Part of the film’s failing should be attributed to an almost theatrical sentimentality that pervades certain sequences, noticeably in the first quarter when Miranda and Nissanka face the wrath of Douglas and Samanthi at the court. Yet by themselves, the theatricality of these sequences is not enough to explain that failing.

Kamalika Pieris was correct, in my opinion, when she observed that the film gathered momentum “without sufficient explanation.” To be sure, one should not demand an A-Z explanation of events in a work of art. But I’m sure Pieris was not making such a demand in the first place; to her, there seemed to be a contradiction between the immense weight and profundity of the narrative and the efforts made by the director to explain why it was weighty and profound. As with even some of Bergman’s work, this had the effect of depriving the story of a crucial naturalism of style.

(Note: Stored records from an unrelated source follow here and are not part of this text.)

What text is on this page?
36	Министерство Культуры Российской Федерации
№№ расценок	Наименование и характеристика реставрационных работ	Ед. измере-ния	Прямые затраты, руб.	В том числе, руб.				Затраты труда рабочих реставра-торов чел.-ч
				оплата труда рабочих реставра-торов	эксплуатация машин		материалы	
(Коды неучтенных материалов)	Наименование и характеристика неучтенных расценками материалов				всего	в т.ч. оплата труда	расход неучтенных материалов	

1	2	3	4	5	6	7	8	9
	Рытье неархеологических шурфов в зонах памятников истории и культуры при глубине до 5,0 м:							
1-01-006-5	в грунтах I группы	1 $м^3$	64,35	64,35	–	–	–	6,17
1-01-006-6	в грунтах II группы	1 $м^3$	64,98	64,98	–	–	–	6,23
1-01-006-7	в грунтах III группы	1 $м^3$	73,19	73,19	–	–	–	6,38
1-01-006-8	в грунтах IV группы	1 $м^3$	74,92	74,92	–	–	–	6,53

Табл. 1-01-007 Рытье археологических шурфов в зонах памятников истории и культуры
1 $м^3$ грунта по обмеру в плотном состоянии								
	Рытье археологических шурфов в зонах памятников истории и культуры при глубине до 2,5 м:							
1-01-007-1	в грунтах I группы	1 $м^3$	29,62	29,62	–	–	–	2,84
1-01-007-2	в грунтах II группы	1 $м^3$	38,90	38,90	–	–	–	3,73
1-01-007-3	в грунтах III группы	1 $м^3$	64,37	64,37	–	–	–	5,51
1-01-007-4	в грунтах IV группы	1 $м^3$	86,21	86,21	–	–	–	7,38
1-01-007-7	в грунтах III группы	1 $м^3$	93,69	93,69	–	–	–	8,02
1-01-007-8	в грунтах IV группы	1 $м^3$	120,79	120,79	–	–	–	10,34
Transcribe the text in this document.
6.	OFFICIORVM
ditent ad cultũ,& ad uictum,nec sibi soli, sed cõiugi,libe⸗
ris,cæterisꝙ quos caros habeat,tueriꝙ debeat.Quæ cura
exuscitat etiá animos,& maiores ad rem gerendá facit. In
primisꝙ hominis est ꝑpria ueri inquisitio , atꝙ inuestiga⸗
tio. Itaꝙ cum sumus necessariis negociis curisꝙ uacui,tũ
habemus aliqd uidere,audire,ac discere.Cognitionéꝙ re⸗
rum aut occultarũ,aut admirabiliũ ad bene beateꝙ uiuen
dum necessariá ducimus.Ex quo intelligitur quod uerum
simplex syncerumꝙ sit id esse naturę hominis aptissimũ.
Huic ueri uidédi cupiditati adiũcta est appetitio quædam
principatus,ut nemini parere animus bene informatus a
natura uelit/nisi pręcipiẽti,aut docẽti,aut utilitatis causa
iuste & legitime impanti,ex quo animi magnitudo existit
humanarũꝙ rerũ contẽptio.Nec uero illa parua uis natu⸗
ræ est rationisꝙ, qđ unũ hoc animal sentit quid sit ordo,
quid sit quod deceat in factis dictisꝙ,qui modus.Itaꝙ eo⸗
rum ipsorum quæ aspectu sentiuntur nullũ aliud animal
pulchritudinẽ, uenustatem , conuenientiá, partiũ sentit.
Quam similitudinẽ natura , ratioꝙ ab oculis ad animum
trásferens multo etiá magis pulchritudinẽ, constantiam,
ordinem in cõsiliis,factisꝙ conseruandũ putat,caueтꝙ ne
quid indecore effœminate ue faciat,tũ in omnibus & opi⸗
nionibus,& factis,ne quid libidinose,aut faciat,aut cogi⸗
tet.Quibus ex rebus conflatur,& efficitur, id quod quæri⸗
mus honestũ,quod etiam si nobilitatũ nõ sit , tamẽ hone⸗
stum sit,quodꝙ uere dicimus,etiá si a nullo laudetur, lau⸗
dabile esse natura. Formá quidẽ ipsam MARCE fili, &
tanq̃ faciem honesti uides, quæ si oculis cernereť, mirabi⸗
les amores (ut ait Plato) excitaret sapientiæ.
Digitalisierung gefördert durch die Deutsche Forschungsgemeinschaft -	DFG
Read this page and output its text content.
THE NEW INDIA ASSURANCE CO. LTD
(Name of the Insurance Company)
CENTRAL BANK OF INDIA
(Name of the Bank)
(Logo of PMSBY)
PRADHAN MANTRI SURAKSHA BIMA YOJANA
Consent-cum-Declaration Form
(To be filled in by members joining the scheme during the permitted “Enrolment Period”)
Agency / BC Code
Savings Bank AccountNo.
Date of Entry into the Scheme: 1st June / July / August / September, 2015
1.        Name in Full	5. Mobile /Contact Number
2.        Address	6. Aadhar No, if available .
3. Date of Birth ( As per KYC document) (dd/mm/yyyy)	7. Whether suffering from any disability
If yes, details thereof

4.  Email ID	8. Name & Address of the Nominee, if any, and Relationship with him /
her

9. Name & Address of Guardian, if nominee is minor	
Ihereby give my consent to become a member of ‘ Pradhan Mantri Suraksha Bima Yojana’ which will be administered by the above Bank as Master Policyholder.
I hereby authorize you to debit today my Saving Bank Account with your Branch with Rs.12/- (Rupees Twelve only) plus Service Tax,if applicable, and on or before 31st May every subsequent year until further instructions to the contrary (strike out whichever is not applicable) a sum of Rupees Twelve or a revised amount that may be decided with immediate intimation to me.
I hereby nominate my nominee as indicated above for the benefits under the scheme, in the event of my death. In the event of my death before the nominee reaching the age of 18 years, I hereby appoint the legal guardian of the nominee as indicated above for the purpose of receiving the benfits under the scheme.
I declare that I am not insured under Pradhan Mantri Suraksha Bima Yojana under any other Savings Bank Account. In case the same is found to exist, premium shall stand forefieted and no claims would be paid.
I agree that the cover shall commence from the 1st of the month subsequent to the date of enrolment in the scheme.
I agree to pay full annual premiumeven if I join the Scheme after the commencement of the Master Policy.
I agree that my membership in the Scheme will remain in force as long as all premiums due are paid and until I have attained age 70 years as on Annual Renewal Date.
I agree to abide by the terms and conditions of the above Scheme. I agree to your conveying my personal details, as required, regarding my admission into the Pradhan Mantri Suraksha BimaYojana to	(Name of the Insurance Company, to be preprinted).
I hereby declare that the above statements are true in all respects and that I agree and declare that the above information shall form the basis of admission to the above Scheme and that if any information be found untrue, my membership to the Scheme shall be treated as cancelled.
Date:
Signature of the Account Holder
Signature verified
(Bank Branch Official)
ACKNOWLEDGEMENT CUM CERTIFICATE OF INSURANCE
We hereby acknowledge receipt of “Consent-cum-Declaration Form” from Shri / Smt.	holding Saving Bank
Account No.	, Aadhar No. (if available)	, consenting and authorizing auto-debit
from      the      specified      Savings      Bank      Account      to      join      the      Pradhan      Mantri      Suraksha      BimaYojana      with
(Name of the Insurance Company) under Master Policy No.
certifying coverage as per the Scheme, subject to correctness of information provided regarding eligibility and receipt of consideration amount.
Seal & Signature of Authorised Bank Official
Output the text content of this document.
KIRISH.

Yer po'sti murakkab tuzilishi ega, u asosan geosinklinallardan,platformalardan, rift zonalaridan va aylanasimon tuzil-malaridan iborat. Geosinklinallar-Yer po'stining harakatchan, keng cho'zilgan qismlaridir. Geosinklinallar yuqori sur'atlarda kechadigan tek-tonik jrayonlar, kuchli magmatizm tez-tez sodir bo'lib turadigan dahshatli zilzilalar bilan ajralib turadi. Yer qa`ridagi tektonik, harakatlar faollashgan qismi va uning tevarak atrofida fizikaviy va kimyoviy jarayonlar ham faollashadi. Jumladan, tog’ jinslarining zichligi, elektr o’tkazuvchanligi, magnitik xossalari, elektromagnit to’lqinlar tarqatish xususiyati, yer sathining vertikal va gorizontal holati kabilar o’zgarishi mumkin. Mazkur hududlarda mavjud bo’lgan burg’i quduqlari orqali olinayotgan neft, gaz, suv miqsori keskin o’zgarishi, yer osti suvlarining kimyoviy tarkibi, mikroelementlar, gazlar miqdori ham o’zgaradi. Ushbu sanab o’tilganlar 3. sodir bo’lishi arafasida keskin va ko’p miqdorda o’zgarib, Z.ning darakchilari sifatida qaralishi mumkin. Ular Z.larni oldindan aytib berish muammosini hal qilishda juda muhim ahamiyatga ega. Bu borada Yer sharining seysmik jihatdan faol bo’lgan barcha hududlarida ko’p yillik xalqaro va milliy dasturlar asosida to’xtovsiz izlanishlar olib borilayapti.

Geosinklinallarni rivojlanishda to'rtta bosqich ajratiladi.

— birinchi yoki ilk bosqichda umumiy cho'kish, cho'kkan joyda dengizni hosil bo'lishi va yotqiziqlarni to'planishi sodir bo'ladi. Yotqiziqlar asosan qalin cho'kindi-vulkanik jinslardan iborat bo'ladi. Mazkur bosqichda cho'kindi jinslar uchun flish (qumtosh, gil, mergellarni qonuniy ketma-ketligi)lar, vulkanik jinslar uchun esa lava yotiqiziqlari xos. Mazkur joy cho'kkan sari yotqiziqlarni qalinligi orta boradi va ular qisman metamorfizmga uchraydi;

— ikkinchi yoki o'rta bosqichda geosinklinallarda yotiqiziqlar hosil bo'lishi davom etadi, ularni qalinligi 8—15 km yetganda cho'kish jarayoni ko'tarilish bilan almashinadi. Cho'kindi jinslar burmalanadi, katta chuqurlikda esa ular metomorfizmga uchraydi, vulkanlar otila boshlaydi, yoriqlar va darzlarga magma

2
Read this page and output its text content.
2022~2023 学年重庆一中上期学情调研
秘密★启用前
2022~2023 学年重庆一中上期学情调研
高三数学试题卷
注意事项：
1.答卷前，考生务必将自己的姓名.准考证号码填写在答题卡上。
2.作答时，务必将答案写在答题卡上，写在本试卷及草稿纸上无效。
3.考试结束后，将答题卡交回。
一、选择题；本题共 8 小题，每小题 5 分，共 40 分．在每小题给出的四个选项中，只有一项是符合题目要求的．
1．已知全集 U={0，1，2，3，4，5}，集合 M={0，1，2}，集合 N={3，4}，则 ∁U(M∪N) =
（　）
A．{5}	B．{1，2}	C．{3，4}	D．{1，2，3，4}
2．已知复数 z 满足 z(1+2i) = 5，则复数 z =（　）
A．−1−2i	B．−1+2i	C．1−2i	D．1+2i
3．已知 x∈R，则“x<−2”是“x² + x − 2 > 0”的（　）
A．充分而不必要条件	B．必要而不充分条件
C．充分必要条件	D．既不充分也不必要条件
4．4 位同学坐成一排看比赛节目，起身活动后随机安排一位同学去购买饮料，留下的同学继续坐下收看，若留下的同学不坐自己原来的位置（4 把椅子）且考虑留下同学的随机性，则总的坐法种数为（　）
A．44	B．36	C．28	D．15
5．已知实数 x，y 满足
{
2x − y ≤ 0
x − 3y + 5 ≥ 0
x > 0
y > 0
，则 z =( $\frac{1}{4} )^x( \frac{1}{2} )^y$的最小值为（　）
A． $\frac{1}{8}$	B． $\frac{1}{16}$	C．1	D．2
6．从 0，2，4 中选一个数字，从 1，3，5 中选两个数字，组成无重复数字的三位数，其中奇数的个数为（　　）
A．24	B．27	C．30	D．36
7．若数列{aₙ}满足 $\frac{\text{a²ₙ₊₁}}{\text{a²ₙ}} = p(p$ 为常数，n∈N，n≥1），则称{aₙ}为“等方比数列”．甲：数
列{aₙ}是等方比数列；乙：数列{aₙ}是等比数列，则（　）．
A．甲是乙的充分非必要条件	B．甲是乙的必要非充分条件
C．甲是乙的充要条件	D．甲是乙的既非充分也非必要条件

There was also the question of how Bandaranayake employed the techniques of film to explicate the themes of his plot. To what extent was he being “profoundly new and original” (Regi Siriwardena) and to what extent was he being “confusing” (Pieris) and “lazy impressionistic” (H. A. Seneviratne)? It is not up to me or any critic to offer an answer to this; that must come from the conclusions the audience reaches on its own. However, a few concluding remarks on that count are called for.

It is unfair by Bandaranayake, given that this was, after all, his debut, to require of it the standard one could expect from a more technically polished later work like Bhava Duka. Yet it would also be unfair to ignore that there is a point, especially in the last third of the story, where the crisscrossing between fantasy and reality becomes a cat’s cradle of tangled wires (borrowing a phrase from Dayan Jayatilleka). To pinpoint just when and where the one becomes the other would, however, be futile; one simply has to sit through the film to register it, particularly in the last half-hour.

Even more unfair would be to ignore the great achievement that is there for all to see in Bandaranayake’s film. To critique or point out the subtle nuances of Hansa Vilak is not to deny its standing as a courageous, daring objet d’art. More so then than now, adultery was considered taboo material, even for a popular medium like film. Duhulu Malak was, as far as I can make it out, the only other film to talk about the theme, yet as anyone who has watched it will testify, it eventually resolves the rift between the imperatives of personal feeling and the strictures of suburban middle-class marriage life in favour of the latter. No such resolution exists in Bandaranayake’s film; that is what makes it so unique, so much a landmark, and so much a classic.